Prime Minister George Papandreou delivers a speech to the Greek Socialist party (31 Oct 2011)
Image caption Prime Minister George Papandreou says he will respect the will of the Greek people

Greece will hold a referendum on a new European Union aid package intended to resolve the country's debt crisis, Prime Minister George Papandreou says.

Last week eurozone leaders agreed on a 100bn-euro loan (£86bn; $140bn) to Athens and a 50% debt write-off, in a effort to tackle the euro crisis.

But there have been large-scale protests in Greece against austerity measures demanded by the EU.

Analysts say a referendum could derail the wider deal on the euro debt crisis.

The Greek rescue package is a key part of the agreement reached last week after marathon talks between eurozone leaders.

They said banks holding Greek debt accepted a 50% loss, the eurozone bailout fund will be boosted to about 1tn euros and banks will have to raise more capital.

The Greek plan has rattled the financial markets.

The FTSE 100 in London opened 2.2% lower, the Dax in Frankfurt fell 3.5% and the Cac-40 in Paris dropped 3.4%.

This came in the wake of sharp falls on Monday, when the main European indexes closed lower by around 3%.

In Asia on Tuesday, the main indexes in Japan, Hong Kong and Australia all closed down by at least 1.4%.

'Final say'

Opinion polls in Greece show that most people do not support the austerity deal.

Mr Papandreou told a meeting of his governing Socialist party that Greek people would have the final say on the package, which is designed to reduce Greek debt by about 100bn euros.

"The command of the Greek people will bind us", he was quoted as saying by AFP news agency.

He set no date for the referendum, but indicated that it would be held after details of the deal have been finalised with the EU and the country's creditors.

It is a big gamble for Mr Papandreou, who will argue that it is in Greece's national interest to support the deal, the BBC's Europe editor Gavin Hewitt reports.

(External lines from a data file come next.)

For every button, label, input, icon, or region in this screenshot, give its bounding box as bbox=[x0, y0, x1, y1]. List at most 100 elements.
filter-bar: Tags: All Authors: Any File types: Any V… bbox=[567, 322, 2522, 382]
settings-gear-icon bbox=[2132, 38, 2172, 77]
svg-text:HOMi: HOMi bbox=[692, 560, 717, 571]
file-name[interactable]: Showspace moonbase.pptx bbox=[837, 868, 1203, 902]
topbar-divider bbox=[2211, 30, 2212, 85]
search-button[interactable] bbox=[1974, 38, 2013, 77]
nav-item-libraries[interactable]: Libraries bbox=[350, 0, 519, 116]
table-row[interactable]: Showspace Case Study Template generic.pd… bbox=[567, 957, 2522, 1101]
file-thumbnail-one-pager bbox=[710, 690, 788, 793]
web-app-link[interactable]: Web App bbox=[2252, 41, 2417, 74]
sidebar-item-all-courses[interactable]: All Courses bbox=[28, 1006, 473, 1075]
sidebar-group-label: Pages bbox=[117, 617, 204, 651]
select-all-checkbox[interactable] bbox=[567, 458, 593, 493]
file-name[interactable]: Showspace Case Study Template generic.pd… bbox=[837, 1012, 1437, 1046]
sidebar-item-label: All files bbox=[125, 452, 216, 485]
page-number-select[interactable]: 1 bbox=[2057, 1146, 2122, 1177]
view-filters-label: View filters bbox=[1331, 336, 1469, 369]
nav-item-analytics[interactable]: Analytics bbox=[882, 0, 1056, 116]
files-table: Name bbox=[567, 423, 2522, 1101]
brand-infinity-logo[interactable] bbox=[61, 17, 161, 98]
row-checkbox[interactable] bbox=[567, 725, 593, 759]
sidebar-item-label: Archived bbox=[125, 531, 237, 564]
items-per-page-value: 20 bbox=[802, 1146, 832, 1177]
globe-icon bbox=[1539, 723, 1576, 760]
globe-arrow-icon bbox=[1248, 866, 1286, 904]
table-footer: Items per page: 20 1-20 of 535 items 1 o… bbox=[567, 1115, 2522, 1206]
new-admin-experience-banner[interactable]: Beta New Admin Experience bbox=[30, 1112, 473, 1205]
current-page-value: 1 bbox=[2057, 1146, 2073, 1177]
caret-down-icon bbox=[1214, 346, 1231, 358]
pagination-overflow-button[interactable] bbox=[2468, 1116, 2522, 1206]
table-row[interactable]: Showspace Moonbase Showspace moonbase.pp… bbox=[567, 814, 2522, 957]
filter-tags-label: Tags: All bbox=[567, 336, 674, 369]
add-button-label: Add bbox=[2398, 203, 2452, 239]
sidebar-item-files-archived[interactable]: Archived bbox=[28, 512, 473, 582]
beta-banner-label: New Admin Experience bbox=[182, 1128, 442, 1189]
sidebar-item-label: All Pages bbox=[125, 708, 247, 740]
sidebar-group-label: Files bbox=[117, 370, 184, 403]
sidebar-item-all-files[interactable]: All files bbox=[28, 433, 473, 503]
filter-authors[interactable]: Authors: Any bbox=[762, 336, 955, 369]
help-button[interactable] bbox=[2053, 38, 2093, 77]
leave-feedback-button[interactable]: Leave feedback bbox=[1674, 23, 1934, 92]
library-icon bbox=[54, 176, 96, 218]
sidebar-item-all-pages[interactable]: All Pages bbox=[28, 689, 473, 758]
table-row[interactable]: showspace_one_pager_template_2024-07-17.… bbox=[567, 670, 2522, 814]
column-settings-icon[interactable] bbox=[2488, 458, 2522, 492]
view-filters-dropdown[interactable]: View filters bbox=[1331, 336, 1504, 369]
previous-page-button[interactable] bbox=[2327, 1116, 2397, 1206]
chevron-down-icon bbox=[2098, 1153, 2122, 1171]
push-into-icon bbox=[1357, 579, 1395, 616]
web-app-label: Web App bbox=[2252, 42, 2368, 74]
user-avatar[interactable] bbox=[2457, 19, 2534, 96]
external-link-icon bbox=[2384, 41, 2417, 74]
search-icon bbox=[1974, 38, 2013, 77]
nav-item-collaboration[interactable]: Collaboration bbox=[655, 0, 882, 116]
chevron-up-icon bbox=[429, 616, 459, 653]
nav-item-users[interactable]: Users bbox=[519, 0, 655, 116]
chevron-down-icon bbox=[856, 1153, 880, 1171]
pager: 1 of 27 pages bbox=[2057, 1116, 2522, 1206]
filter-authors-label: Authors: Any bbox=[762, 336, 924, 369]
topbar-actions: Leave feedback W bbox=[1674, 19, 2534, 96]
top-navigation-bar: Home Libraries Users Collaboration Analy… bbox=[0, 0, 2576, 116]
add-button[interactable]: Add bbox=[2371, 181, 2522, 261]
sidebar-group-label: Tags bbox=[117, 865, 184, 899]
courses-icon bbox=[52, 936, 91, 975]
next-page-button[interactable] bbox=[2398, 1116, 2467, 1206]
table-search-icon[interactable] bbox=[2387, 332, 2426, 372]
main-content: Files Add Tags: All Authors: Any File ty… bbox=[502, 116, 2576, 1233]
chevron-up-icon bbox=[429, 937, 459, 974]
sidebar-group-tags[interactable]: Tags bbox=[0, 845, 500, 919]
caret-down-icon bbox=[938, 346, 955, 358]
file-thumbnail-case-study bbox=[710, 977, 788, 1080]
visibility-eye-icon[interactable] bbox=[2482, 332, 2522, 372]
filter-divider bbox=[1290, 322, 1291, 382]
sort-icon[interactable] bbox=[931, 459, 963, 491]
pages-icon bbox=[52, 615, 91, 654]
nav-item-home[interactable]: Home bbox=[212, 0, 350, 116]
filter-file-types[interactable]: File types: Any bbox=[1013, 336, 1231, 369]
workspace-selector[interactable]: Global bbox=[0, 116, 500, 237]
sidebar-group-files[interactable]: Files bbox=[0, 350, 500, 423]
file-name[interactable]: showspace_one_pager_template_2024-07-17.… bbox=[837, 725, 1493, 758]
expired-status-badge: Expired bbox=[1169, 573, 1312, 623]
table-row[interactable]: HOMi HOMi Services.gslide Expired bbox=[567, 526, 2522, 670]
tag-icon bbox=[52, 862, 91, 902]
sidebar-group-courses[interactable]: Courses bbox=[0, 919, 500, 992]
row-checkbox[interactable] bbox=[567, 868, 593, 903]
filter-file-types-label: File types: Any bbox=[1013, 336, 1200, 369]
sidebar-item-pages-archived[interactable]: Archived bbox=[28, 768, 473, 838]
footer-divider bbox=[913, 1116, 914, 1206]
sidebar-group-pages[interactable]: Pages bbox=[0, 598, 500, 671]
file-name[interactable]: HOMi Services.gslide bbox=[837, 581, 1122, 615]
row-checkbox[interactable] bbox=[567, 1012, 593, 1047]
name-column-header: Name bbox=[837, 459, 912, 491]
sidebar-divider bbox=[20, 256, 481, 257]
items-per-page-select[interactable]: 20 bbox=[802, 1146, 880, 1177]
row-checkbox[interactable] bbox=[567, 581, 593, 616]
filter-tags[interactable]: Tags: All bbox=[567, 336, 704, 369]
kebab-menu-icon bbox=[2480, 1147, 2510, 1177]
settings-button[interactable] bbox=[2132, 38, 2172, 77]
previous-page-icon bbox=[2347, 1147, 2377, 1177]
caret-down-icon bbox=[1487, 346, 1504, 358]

But our correspondent says that many people in Greece say they prefer the chaos of default to years of hardship.

The junior party in Germany's governing coalition has criticised the referendum plan.

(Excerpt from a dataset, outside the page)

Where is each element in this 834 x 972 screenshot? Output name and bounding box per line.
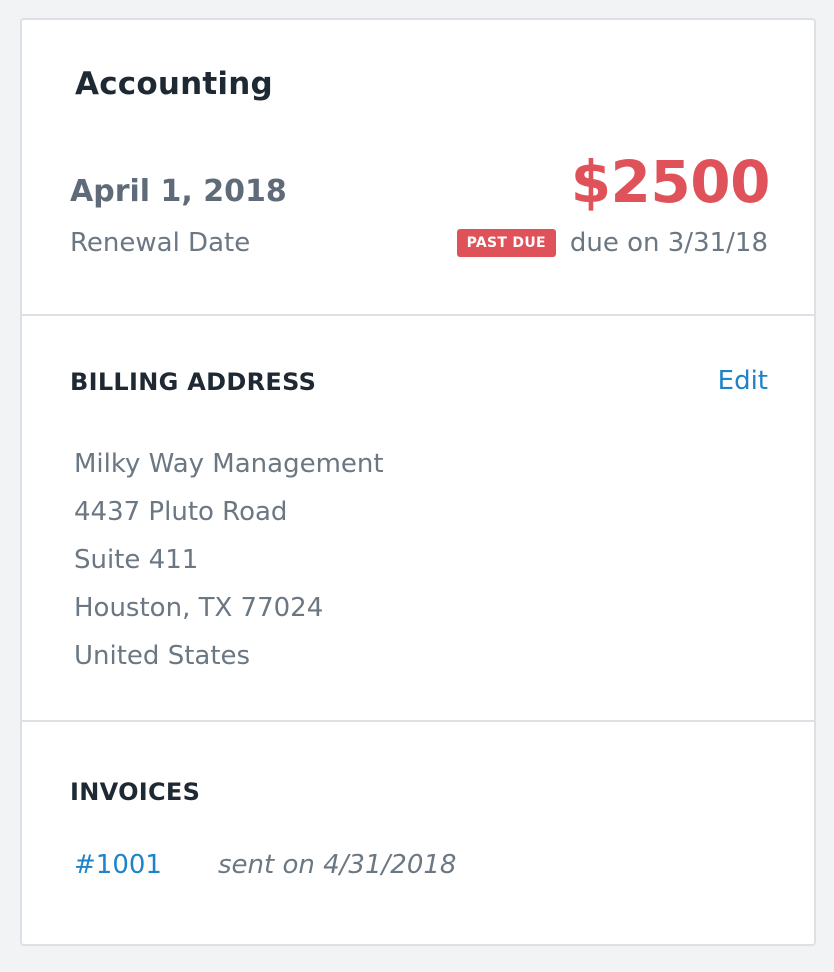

The parliamentary leader for the Free Democrats, Rainer Bruederle, said a No vote would mean the Greek government was declaring bankruptcy.

"This sounds to me like someone is trying to wriggle out of what was agreed - a strange thing to do," he told the Deutschlandfunk radio network.

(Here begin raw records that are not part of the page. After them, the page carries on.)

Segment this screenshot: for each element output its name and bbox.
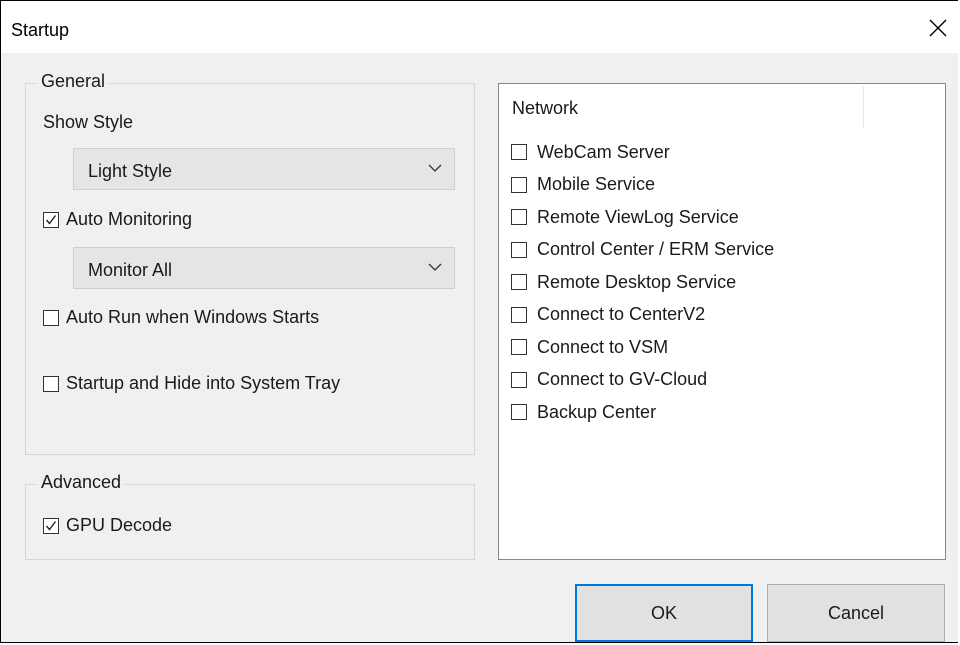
network-item-remote-viewlog[interactable]: Remote ViewLog Service bbox=[511, 201, 774, 234]
network-item-backup-center[interactable]: Backup Center bbox=[511, 396, 774, 429]
auto-monitoring-label: Auto Monitoring bbox=[66, 209, 193, 229]
monitor-dropdown[interactable]: Monitor All bbox=[73, 247, 455, 289]
list-item-label: Backup Center bbox=[537, 401, 657, 422]
gpu-decode-label: GPU Decode bbox=[66, 515, 173, 535]
network-item-gv-cloud[interactable]: Connect to GV-Cloud bbox=[511, 364, 774, 397]
ok-button[interactable]: OK bbox=[575, 584, 753, 642]
list-item-label: Remote ViewLog Service bbox=[537, 206, 739, 227]
gpu-decode-checkbox[interactable]: GPU Decode bbox=[43, 515, 172, 536]
chevron-down-icon bbox=[428, 263, 442, 271]
list-item-check[interactable] bbox=[511, 144, 527, 161]
cancel-button[interactable]: Cancel bbox=[767, 584, 945, 642]
network-items: WebCam Server Mobile Service Remote View… bbox=[511, 136, 774, 429]
show-style-label: Show Style bbox=[43, 112, 134, 132]
list-item-label: Connect to CenterV2 bbox=[537, 304, 706, 325]
window-title: Startup bbox=[11, 20, 70, 40]
close-button[interactable] bbox=[921, 11, 955, 45]
hide-tray-label: Startup and Hide into System Tray bbox=[66, 373, 341, 393]
auto-run-label: Auto Run when Windows Starts bbox=[66, 307, 320, 327]
chevron-down-icon bbox=[428, 164, 442, 172]
advanced-legend: Advanced bbox=[37, 472, 126, 493]
hide-tray-checkbox[interactable]: Startup and Hide into System Tray bbox=[43, 373, 340, 394]
checkmark-icon bbox=[45, 520, 57, 531]
network-list[interactable]: Network WebCam Server Mobile Service Rem… bbox=[498, 83, 946, 560]
network-item-vsm[interactable]: Connect to VSM bbox=[511, 331, 774, 364]
checkmark-icon bbox=[45, 214, 57, 225]
list-item-label: Connect to VSM bbox=[537, 336, 669, 357]
close-icon bbox=[929, 19, 947, 37]
header-divider bbox=[863, 86, 864, 128]
auto-monitoring-checkbox[interactable]: Auto Monitoring bbox=[43, 209, 192, 230]
network-item-control-center[interactable]: Control Center / ERM Service bbox=[511, 234, 774, 267]
network-item-centerv2[interactable]: Connect to CenterV2 bbox=[511, 299, 774, 332]
show-style-value: Light Style bbox=[88, 161, 173, 181]
network-list-header[interactable]: Network bbox=[499, 84, 945, 128]
network-item-webcam-server[interactable]: WebCam Server bbox=[511, 136, 774, 169]
hide-tray-check bbox=[43, 375, 59, 392]
list-item-check[interactable] bbox=[511, 241, 527, 258]
list-item-check[interactable] bbox=[511, 306, 527, 323]
monitor-value: Monitor All bbox=[88, 260, 173, 280]
startup-dialog: Startup General Show Style Light Style A… bbox=[0, 0, 960, 643]
list-item-label: Control Center / ERM Service bbox=[537, 239, 775, 260]
auto-monitoring-check bbox=[43, 211, 59, 228]
list-item-label: WebCam Server bbox=[537, 141, 670, 162]
list-item-check[interactable] bbox=[511, 371, 527, 388]
list-item-check[interactable] bbox=[511, 209, 527, 226]
list-item-check[interactable] bbox=[511, 404, 527, 421]
network-header-label: Network bbox=[512, 98, 579, 118]
network-item-remote-desktop[interactable]: Remote Desktop Service bbox=[511, 266, 774, 299]
title-bar: Startup bbox=[1, 1, 960, 53]
list-item-label: Connect to GV-Cloud bbox=[537, 369, 708, 390]
list-item-check[interactable] bbox=[511, 274, 527, 291]
network-item-mobile-service[interactable]: Mobile Service bbox=[511, 169, 774, 202]
gpu-decode-check bbox=[43, 517, 59, 534]
list-item-check[interactable] bbox=[511, 339, 527, 356]
list-item-check[interactable] bbox=[511, 176, 527, 193]
general-legend: General bbox=[37, 71, 110, 92]
auto-run-checkbox[interactable]: Auto Run when Windows Starts bbox=[43, 307, 319, 328]
list-item-label: Mobile Service bbox=[537, 174, 656, 195]
list-item-label: Remote Desktop Service bbox=[537, 271, 737, 292]
show-style-dropdown[interactable]: Light Style bbox=[73, 148, 455, 190]
auto-run-check bbox=[43, 309, 59, 326]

The referendum is another hurdle for the eurozone to get over, says the BBC's Matthew Price, in Brussels.

It comes at a bad time for the eurozone and those who hoped the crisis was being contained, he adds.

Last Friday, there were protests in several cities around Greece.

An important annual parade was cancelled in Thessaloniki after demonstrators blocked the route and shouted insults at President Karolos Papoulias.

Socialist dissenters

Many Greeks believe the government has gone too far in allowing the EU and the International Monetary Fund (IMF) to dictate the austerity measures needed to secure the bailout.

Mr Papandreou has also faced growing dissent from within his own Socialist party over the impact of the measures.

The party's approval ratings have plunged and its parliamentary majority has been cut by several defections to other groups.

Analysts say the promise of a referendum allows Mr Papandreou's government, which has born the brunt of public anger over the austerity measures, to pass responsibility for the country's future to the Greek public.

"The new agreement will be submitted to parliament for approval and then submitted to the judgment of the Greek people," Finance Minister Evangelos Venizelos told the Antenna TV channel.

"The Greek people can, of course, say no but must bear in mind the consequences of that decision."

Opposition parties said the government had only announced the referendum to avoid having to call an early general election.

"The prime minister is trying to buy time," said Costas Gioulekas from the right-of-centre New Democracy party.

"We want clear solutions. And a clear solution is obvious: elections."